They were full of Rosamond! Desire did not speak a word.
Dorris had heard and said it over. It seemed to please Kenneth to hear it again. “A piece of her world!”
“How quickly a true person springs to what belongs to—their life!” said Kenneth, using that wrong little pronoun that we shall never be able to do without.
“People don’t always get what belongs, though,” blurted Desire at last, just as they came to the long doorsteps. “Some people’s lives are like complementary colors, I think; they see blue, and live red!”
“But the colors are only accidentally—I mean temporarily—divided; they are together in the sun; and they join somewhere—beyond.”
“I hate beyond!” said Desire, recklessly. “Good-night. Thank you.” And she ran up the steps.
Nobody knew what she meant. Perhaps she hardly knew herself.
They only thought that her home life was not suited to her, and that she took it hard.
XIV.
“SESAME; AND LILIES.”
“I’ve got a discouragement at my stomach,” said Luclarion Grapp.
“What’s the matter?” asked Mrs. Ripwinkley, naturally.
“Mrs. Scarup. I’ve been there. There ain’t any bottom to it.”
“Well?”
Mrs. Ripwinkley knew that Luclarion had more to say, and that she waited for this monosyllable.
“She’s sick again. And Scarup, he’s gone out West, spending a hundred dollars to see whether or no there’s a chance anywhere for a smart man,—and that ain’t he, so it’s a double waste,—to make fifty. No girl; and the children all under foot, and Pinkie looking miserable over the dishes.”
“Pinkie isn’t strong.”
“No. She’s powerful weak. I just wish you’d seen that dirty settin’-room fire-place; looks as if it hadn’t been touched since Scarup smoked his pipe there, the night before he went off a wild-gandering. And clo’es to be ironed, and the girl cleared out, because ‘she’d always been used to fust-class families.’ There wasn’t anything to your hand, and you couldn’t tell where to begin, unless you began with a cataplasm!”

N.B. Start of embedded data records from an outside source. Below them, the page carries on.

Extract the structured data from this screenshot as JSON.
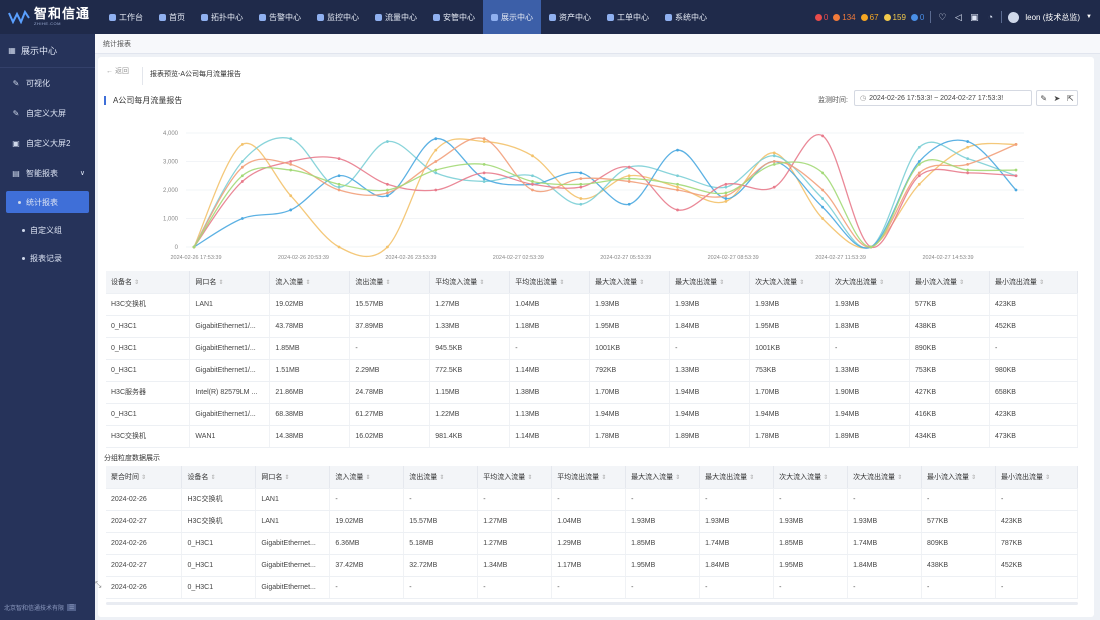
{
  "brand": {
    "name": "智和信通",
    "sub": "ZHIHE.COM"
  },
  "nav": [
    {
      "label": "工作台",
      "active": false
    },
    {
      "label": "首页",
      "active": false
    },
    {
      "label": "拓扑中心",
      "active": false
    },
    {
      "label": "告警中心",
      "active": false
    },
    {
      "label": "监控中心",
      "active": false
    },
    {
      "label": "流量中心",
      "active": false
    },
    {
      "label": "安管中心",
      "active": false
    },
    {
      "label": "展示中心",
      "active": true
    },
    {
      "label": "资产中心",
      "active": false
    },
    {
      "label": "工单中心",
      "active": false
    },
    {
      "label": "系统中心",
      "active": false
    }
  ],
  "alerts": [
    {
      "count": "0",
      "color": "#e84b4b"
    },
    {
      "count": "134",
      "color": "#f07a3a"
    },
    {
      "count": "67",
      "color": "#f5a623"
    },
    {
      "count": "159",
      "color": "#f2c94c"
    },
    {
      "count": "0",
      "color": "#4a8fe7"
    }
  ],
  "user": {
    "label": "leon (技术总监)"
  },
  "sidebar": {
    "head": "展示中心",
    "items": [
      {
        "label": "可视化",
        "icon": "edit-icon"
      },
      {
        "label": "自定义大屏",
        "icon": "edit-icon"
      },
      {
        "label": "自定义大屏2",
        "icon": "screen-icon"
      },
      {
        "label": "智能报表",
        "icon": "report-icon"
      }
    ],
    "subs": [
      {
        "label": "统计报表",
        "active": true
      },
      {
        "label": "自定义组",
        "active": false
      },
      {
        "label": "报表记录",
        "active": false
      }
    ],
    "footer": "北京智和信通技术有限"
  },
  "crumb": "统计报表",
  "page": {
    "back": "← 返回",
    "preview_title": "报表预览-A公司每月流量报告",
    "report_title": "A公司每月流量报告",
    "time_label": "监测时间:",
    "time_value": "2024-02-26 17:53:3! ~ 2024-02-27 17:53:3!",
    "section2": "分组粒度数据展示"
  },
  "chart_data": {
    "type": "line",
    "ylim": [
      0,
      4000
    ],
    "yticks": [
      "0",
      "1,000",
      "2,000",
      "3,000",
      "4,000"
    ],
    "xticks": [
      "2024-02-26 17:53:39",
      "2024-02-26 20:53:39",
      "2024-02-26 23:53:39",
      "2024-02-27 02:53:39",
      "2024-02-27 05:53:39",
      "2024-02-27 08:53:39",
      "2024-02-27 11:53:39",
      "2024-02-27 14:53:39"
    ],
    "series": [
      {
        "color": "#f3c26b",
        "values": [
          0,
          3600,
          1800,
          0,
          0,
          3400,
          3700,
          3200,
          1700,
          2500,
          2100,
          1600,
          3300,
          1000,
          0,
          2200,
          3500,
          3600
        ]
      },
      {
        "color": "#7ccfd6",
        "values": [
          0,
          3000,
          3800,
          2100,
          3700,
          2600,
          2300,
          2500,
          1500,
          2800,
          2500,
          2100,
          3200,
          1700,
          0,
          3500,
          3100,
          2500
        ]
      },
      {
        "color": "#4aa8e0",
        "values": [
          0,
          1000,
          1300,
          2500,
          1800,
          3800,
          2400,
          2200,
          2600,
          1500,
          3400,
          1700,
          3000,
          1400,
          0,
          3000,
          3700,
          2000
        ]
      },
      {
        "color": "#e87b8c",
        "values": [
          0,
          2300,
          3000,
          3100,
          2200,
          2000,
          2600,
          2200,
          2100,
          2800,
          1300,
          2200,
          2100,
          3900,
          0,
          2500,
          2600,
          2500
        ]
      },
      {
        "color": "#f2a07b",
        "values": [
          0,
          2800,
          2900,
          2000,
          1900,
          3000,
          3800,
          2000,
          2400,
          2300,
          2000,
          1800,
          3000,
          2000,
          0,
          2600,
          2900,
          3600
        ]
      },
      {
        "color": "#a3d977",
        "values": [
          0,
          2500,
          2700,
          2200,
          2000,
          2700,
          2900,
          2300,
          2200,
          2400,
          2200,
          1900,
          2900,
          2600,
          0,
          2900,
          2700,
          2700
        ]
      }
    ]
  },
  "table1": {
    "headers": [
      "设备名",
      "网口名",
      "流入流量",
      "流出流量",
      "平均流入流量",
      "平均流出流量",
      "最大流入流量",
      "最大流出流量",
      "次大流入流量",
      "次大流出流量",
      "最小流入流量",
      "最小流出流量"
    ],
    "rows": [
      [
        "H3C交换机",
        "LAN1",
        "19.02MB",
        "15.57MB",
        "1.27MB",
        "1.04MB",
        "1.93MB",
        "1.93MB",
        "1.93MB",
        "1.93MB",
        "577KB",
        "423KB"
      ],
      [
        "0_H3C1",
        "GigabitEthernet1/...",
        "43.78MB",
        "37.89MB",
        "1.33MB",
        "1.18MB",
        "1.95MB",
        "1.84MB",
        "1.95MB",
        "1.83MB",
        "438KB",
        "452KB"
      ],
      [
        "0_H3C1",
        "GigabitEthernet1/...",
        "1.85MB",
        "-",
        "945.5KB",
        "-",
        "1001KB",
        "-",
        "1001KB",
        "-",
        "890KB",
        "-"
      ],
      [
        "0_H3C1",
        "GigabitEthernet1/...",
        "1.51MB",
        "2.29MB",
        "772.5KB",
        "1.14MB",
        "792KB",
        "1.33MB",
        "753KB",
        "1.33MB",
        "753KB",
        "980KB"
      ],
      [
        "H3C服务器",
        "Intel(R) 82579LM ...",
        "21.86MB",
        "24.78MB",
        "1.15MB",
        "1.38MB",
        "1.70MB",
        "1.94MB",
        "1.70MB",
        "1.90MB",
        "427KB",
        "658KB"
      ],
      [
        "0_H3C1",
        "GigabitEthernet1/...",
        "68.38MB",
        "61.27MB",
        "1.22MB",
        "1.13MB",
        "1.94MB",
        "1.94MB",
        "1.94MB",
        "1.94MB",
        "416KB",
        "423KB"
      ],
      [
        "H3C交换机",
        "WAN1",
        "14.38MB",
        "16.02MB",
        "981.4KB",
        "1.14MB",
        "1.78MB",
        "1.89MB",
        "1.78MB",
        "1.89MB",
        "434KB",
        "473KB"
      ]
    ]
  },
  "table2": {
    "headers": [
      "聚合时间",
      "设备名",
      "网口名",
      "流入流量",
      "流出流量",
      "平均流入流量",
      "平均流出流量",
      "最大流入流量",
      "最大流出流量",
      "次大流入流量",
      "次大流出流量",
      "最小流入流量",
      "最小流出流量"
    ],
    "rows": [
      [
        "2024-02-26",
        "H3C交换机",
        "LAN1",
        "-",
        "-",
        "-",
        "-",
        "-",
        "-",
        "-",
        "-",
        "-",
        "-"
      ],
      [
        "2024-02-27",
        "H3C交换机",
        "LAN1",
        "19.02MB",
        "15.57MB",
        "1.27MB",
        "1.04MB",
        "1.93MB",
        "1.93MB",
        "1.93MB",
        "1.93MB",
        "577KB",
        "423KB"
      ],
      [
        "2024-02-26",
        "0_H3C1",
        "GigabitEthernet...",
        "6.36MB",
        "5.18MB",
        "1.27MB",
        "1.29MB",
        "1.85MB",
        "1.74MB",
        "1.85MB",
        "1.74MB",
        "809KB",
        "787KB"
      ],
      [
        "2024-02-27",
        "0_H3C1",
        "GigabitEthernet...",
        "37.42MB",
        "32.72MB",
        "1.34MB",
        "1.17MB",
        "1.95MB",
        "1.84MB",
        "1.95MB",
        "1.84MB",
        "438KB",
        "452KB"
      ],
      [
        "2024-02-26",
        "0_H3C1",
        "GigabitEthernet...",
        "-",
        "-",
        "-",
        "-",
        "-",
        "-",
        "-",
        "-",
        "-",
        "-"
      ]
    ]
  }
}
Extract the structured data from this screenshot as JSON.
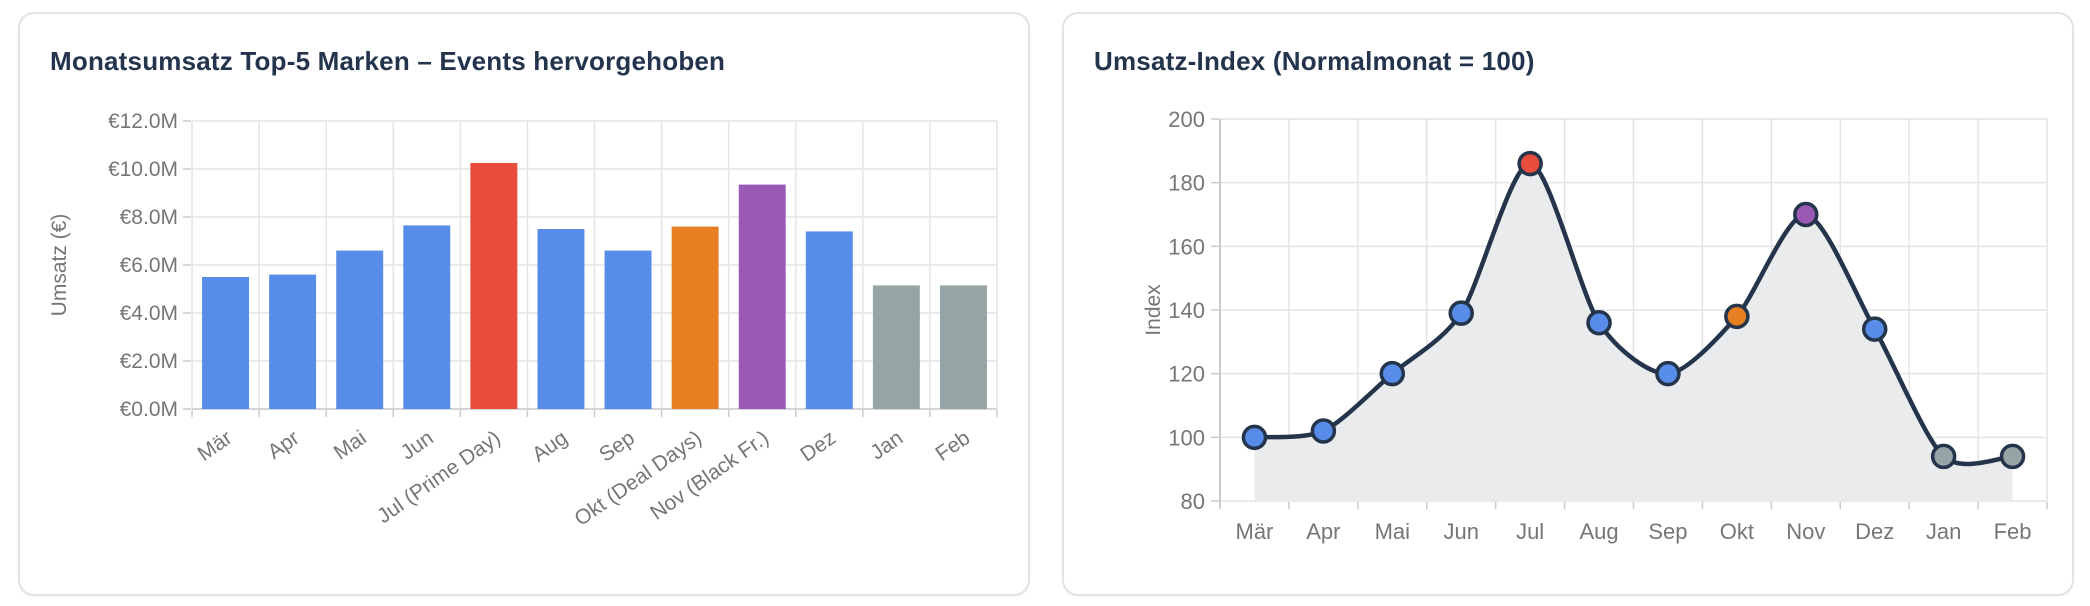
{
  "page": {
    "background": "#ffffff"
  },
  "palette": {
    "blue": "#588ce9",
    "red": "#e74c3c",
    "orange": "#e67e22",
    "purple": "#9b59b6",
    "gray": "#95a5a6",
    "navy": "#24344a",
    "title_color": "#24344d",
    "tick_text": "#767676",
    "grid": "#e3e4e6",
    "axis": "#c7cbd0",
    "area_fill": "#e9ebed",
    "card_border": "#dfe4e9",
    "card_bg": "#ffffff"
  },
  "chart_data": [
    {
      "type": "bar",
      "title": "Monatsumsatz Top-5 Marken – Events hervorgehoben",
      "ylabel": "Umsatz (€)",
      "xlabel": "",
      "unit": "M€",
      "categories": [
        "Mär",
        "Apr",
        "Mai",
        "Jun",
        "Jul (Prime Day)",
        "Aug",
        "Sep",
        "Okt (Deal Days)",
        "Nov (Black Fr.)",
        "Dez",
        "Jan",
        "Feb"
      ],
      "values": [
        5.5,
        5.6,
        6.6,
        7.65,
        10.25,
        7.5,
        6.6,
        7.6,
        9.35,
        7.4,
        5.15,
        5.15
      ],
      "bar_colors": [
        "#588ce9",
        "#588ce9",
        "#588ce9",
        "#588ce9",
        "#e74c3c",
        "#588ce9",
        "#588ce9",
        "#e67e22",
        "#9b59b6",
        "#588ce9",
        "#95a5a6",
        "#95a5a6"
      ],
      "highlighted_events": [
        "Jul (Prime Day)",
        "Okt (Deal Days)",
        "Nov (Black Fr.)"
      ],
      "ylim": [
        0,
        12
      ],
      "ytick_values": [
        0,
        2,
        4,
        6,
        8,
        10,
        12
      ],
      "ytick_labels": [
        "€0.0M",
        "€2.0M",
        "€4.0M",
        "€6.0M",
        "€8.0M",
        "€10.0M",
        "€12.0M"
      ],
      "grid": true,
      "legend": "none",
      "xlabel_rotation_deg": -35
    },
    {
      "type": "line",
      "title": "Umsatz-Index (Normalmonat = 100)",
      "ylabel": "Index",
      "xlabel": "",
      "categories": [
        "Mär",
        "Apr",
        "Mai",
        "Jun",
        "Jul",
        "Aug",
        "Sep",
        "Okt",
        "Nov",
        "Dez",
        "Jan",
        "Feb"
      ],
      "values": [
        100,
        102,
        120,
        139,
        186,
        136,
        120,
        138,
        170,
        134,
        94,
        94
      ],
      "point_colors": [
        "#588ce9",
        "#588ce9",
        "#588ce9",
        "#588ce9",
        "#e74c3c",
        "#588ce9",
        "#588ce9",
        "#e67e22",
        "#9b59b6",
        "#588ce9",
        "#95a5a6",
        "#95a5a6"
      ],
      "line_color": "#24344a",
      "area_fill": "#e9ebed",
      "ylim": [
        80,
        200
      ],
      "ytick_values": [
        80,
        100,
        120,
        140,
        160,
        180,
        200
      ],
      "ytick_labels": [
        "80",
        "100",
        "120",
        "140",
        "160",
        "180",
        "200"
      ],
      "grid": true,
      "legend": "none"
    }
  ]
}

Luclarion had heard, by chance, of a cataclysm, and that was what she meant.
“It wants—creation, over again! Mrs. Scarup hadn’t any fit breakfast; there was burnt toast, made out of tough bread, that she’d been trying to eat; and a cup of tea, half drunk; something the matter with that, I presume. I’d have made her some gruel, if there’d been a fire; and if there’d been any kindlings, I’d have made her a fire; but there ’twas; there wasn’t any bottom to it!”
“You had better make the gruel here, Luclarion.”
“That’s what I come back for. But—Mrs. Ripwinkley!”
“Well?”
“Don’t it appear to you it’s a kind of a stump? I don’t want to do it just for the satisfaction; though it would be a satisfaction to plough everything up thorough, and then rake it over smooth; what do you think?”